今回は特に印象的だった 9,10 章についてまとめます。
Memo
9章: コードレビュー
- コードは債務である と認識しろ。将来の誰かの保守運用コストがかかる。
- 債務である前提を元に変更(新機能開発含) が どうして必要なのかをコードを書く前に徹底的に議論 しろ。
- 開発者は各々がオーナーになるくらい言語特有のリーダビリティに精通してるべき(これがレビューのリードタイムを短くする)
- コードのレビュー時に意味の把握(複雑さの低減)or 機能性(パフォーマンス)を向上させる以外に個人の意見を理由として代案を出すべきでない。
- 変更は小さく、明確に説明するべし。
- コードレビューは 知識共有の枠組み 。
- コードを書く側にもプロ意識を期待する。
- 自分という存在と自分が生み出したコードは別物。 自分の作った差分は自分のものではなく「チームのもの」。
- 人間がやってる機械的なタスクは自動化せよ。
コードレビューのセクションはメンタリング的な内容が多い。
特に良かった考え方は「コードは負債であること」と「コードの作者(実装者) にもプロフェッショナルの意識を求めること」という部分。
Reviewer, Reviewee に力関係は存在しないし、自分が生み出したコードと自分という存在を分けて考えることは、絶対に身につけておきたいスタンスでもあるので、それがちゃんと記載されている、ということは一般的なベストプラクティスとして Google でも認知されているということで、自分自身のスタンスに自信を持つことができました。
10章: ドキュメンテーション
- ドキュメントをコードのように扱う。
- 組織とともにスケールし、既存のワークフローと調和するようなプロセスとツールを導入することで質の高いドキュメンテーションを継続できる。
- ドキュメントの価値は時間が後になってわかる。

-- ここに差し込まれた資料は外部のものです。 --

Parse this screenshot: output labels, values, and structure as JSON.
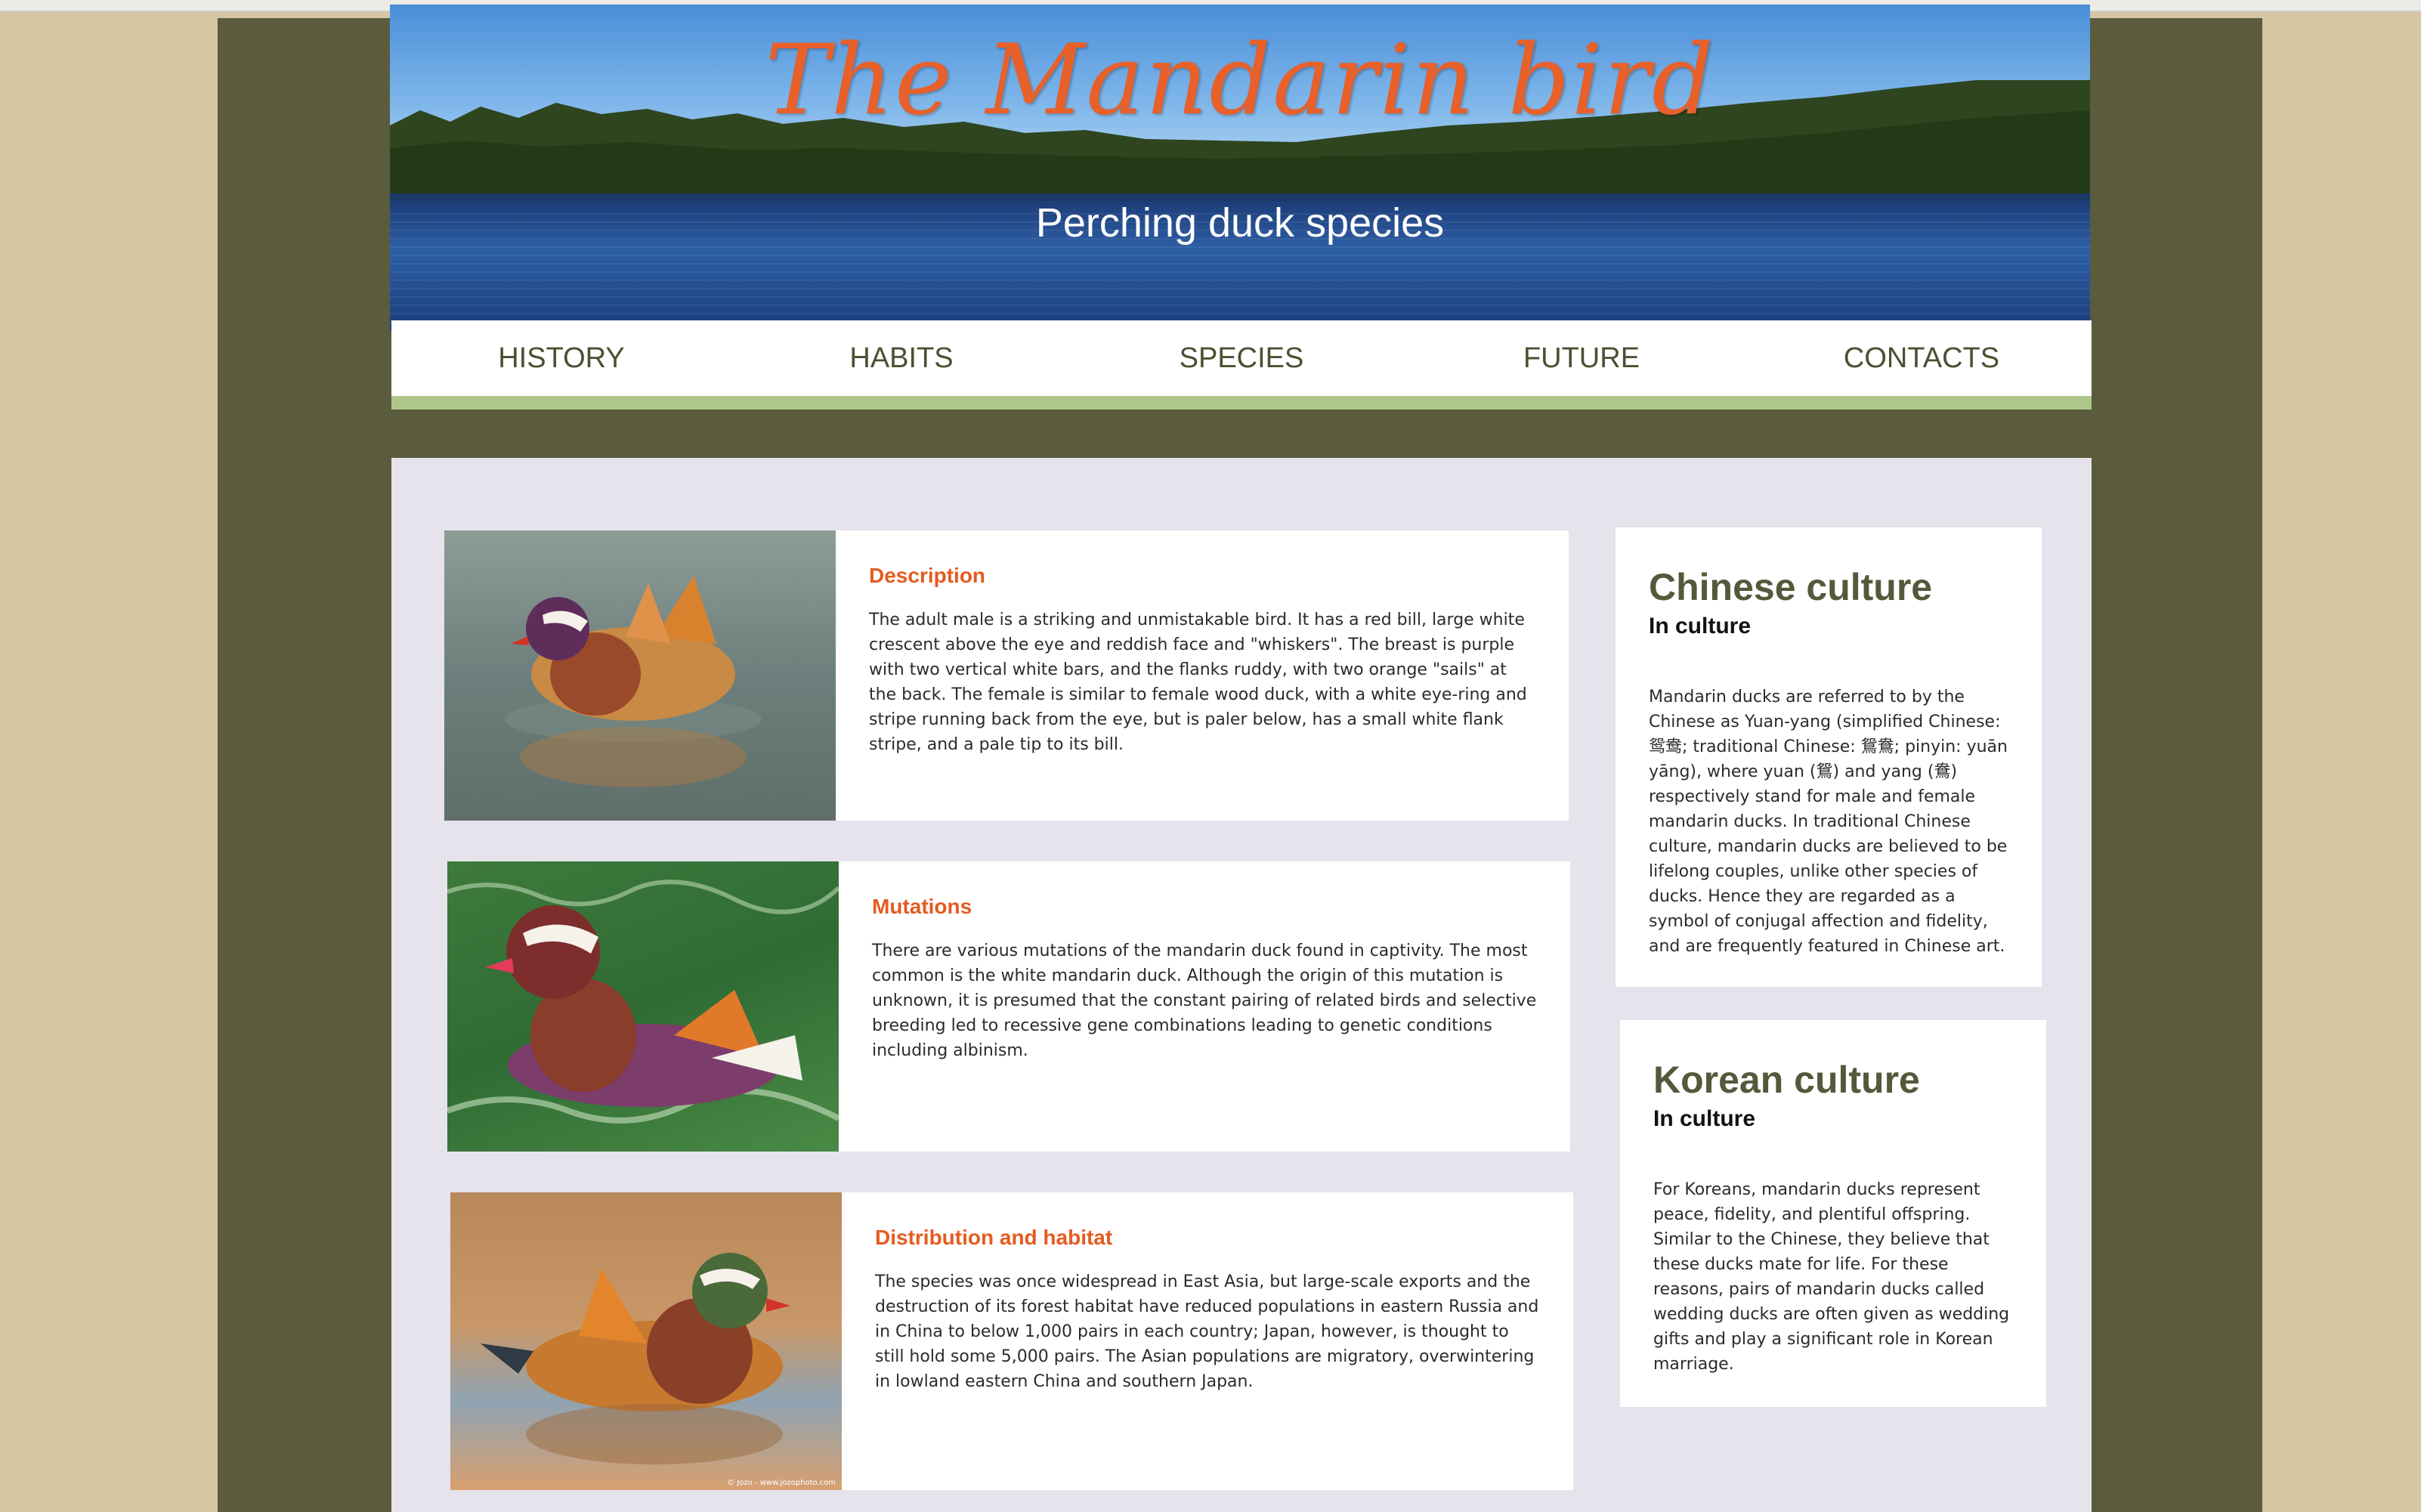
{
  "header": {
    "title": "The Mandarin bird",
    "subtitle": "Perching duck species"
  },
  "nav": {
    "items": [
      {
        "label": "HISTORY"
      },
      {
        "label": "HABITS"
      },
      {
        "label": "SPECIES"
      },
      {
        "label": "FUTURE"
      },
      {
        "label": "CONTACTS"
      }
    ]
  },
  "articles": [
    {
      "heading": "Description",
      "text": "The adult male is a striking and unmistakable bird. It has a red bill, large white crescent above the eye and reddish face and \"whiskers\". The breast is purple with two vertical white bars, and the flanks ruddy, with two orange \"sails\" at the back. The female is similar to female wood duck, with a white eye-ring and stripe running back from the eye, but is paler below, has a small white flank stripe, and a pale tip to its bill."
    },
    {
      "heading": "Mutations",
      "text": "There are various mutations of the mandarin duck found in captivity. The most common is the white mandarin duck. Although the origin of this mutation is unknown, it is presumed that the constant pairing of related birds and selective breeding led to recessive gene combinations leading to genetic conditions including albinism."
    },
    {
      "heading": "Distribution and habitat",
      "text": "The species was once widespread in East Asia, but large-scale exports and the destruction of its forest habitat have reduced populations in eastern Russia and in China to below 1,000 pairs in each country; Japan, however, is thought to still hold some 5,000 pairs. The Asian populations are migratory, overwintering in lowland eastern China and southern Japan.",
      "photo_credit": "© Jozo - www.jozophoto.com"
    }
  ],
  "sidebar": [
    {
      "title": "Chinese culture",
      "subtitle": "In culture",
      "text": "Mandarin ducks are referred to by the Chinese as Yuan-yang (simplified Chinese: 鸳鸯; traditional Chinese: 鴛鴦; pinyin: yuān yāng), where yuan (鴛) and yang (鴦) respectively stand for male and female mandarin ducks. In traditional Chinese culture, mandarin ducks are believed to be lifelong couples, unlike other species of ducks. Hence they are regarded as a symbol of conjugal affection and fidelity, and are frequently featured in Chinese art."
    },
    {
      "title": "Korean culture",
      "subtitle": "In culture",
      "text": "For Koreans, mandarin ducks represent peace, fidelity, and plentiful offspring. Similar to the Chinese, they believe that these ducks mate for life. For these reasons, pairs of mandarin ducks called wedding ducks are often given as wedding gifts and play a significant role in Korean marriage."
    }
  ],
  "colors": {
    "frame": "#5a5c3d",
    "outer_background": "#d6c6a4",
    "panel": "#e6e3ec",
    "accent_orange": "#e55b21",
    "nav_accent": "#afc68a"
  }
}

(労力がかかる割に即時的な利益を Author にもたらさない)
- ドキュメントは書かれることは1度だが、後読まれることは何百回、何千回とある。
- ドキュメントは自分のために書くものではない。対象読者のために書く。
- ドキュメントにおける 4W (Who = 対象読者、What = ドキュメントの内容、When = 作成時刻、Why = ドキュメントの目的)
- ドキュメントにもライフライムがある。
- 優れたドキュメントには完全性、正確性、明確性のそれぞれのトレードオフが存在する。

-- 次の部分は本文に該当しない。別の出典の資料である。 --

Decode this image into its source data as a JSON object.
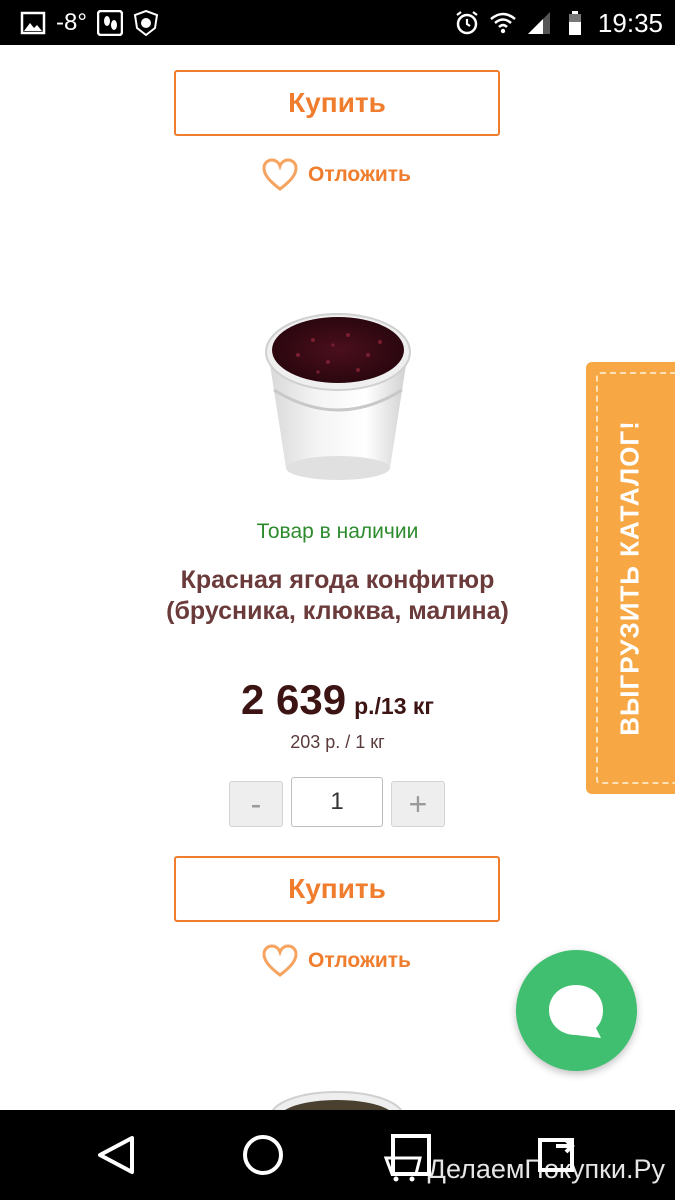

個人的にドキュメント(及びドキュメンテーション)の特性というのは「時間と距離を超えて伝播し、残り続けること」が価値だと考えていたので、その価値の捉え方の方向があっていたことは自身になりました。
今回紹介した2章以外にもこの『Google のソフトウェアエンジニアリング』は スケーリング と 持続性 をテーマとして様々なソフトウェアエンジニアリングの領域における Google の実験から得たベスト(現時点でのベターくらい?)プラクティスが詰まっている良書でした。
ページ数的にもなかなか気合が必要な一冊ですが、一読して損はない一冊かと思います。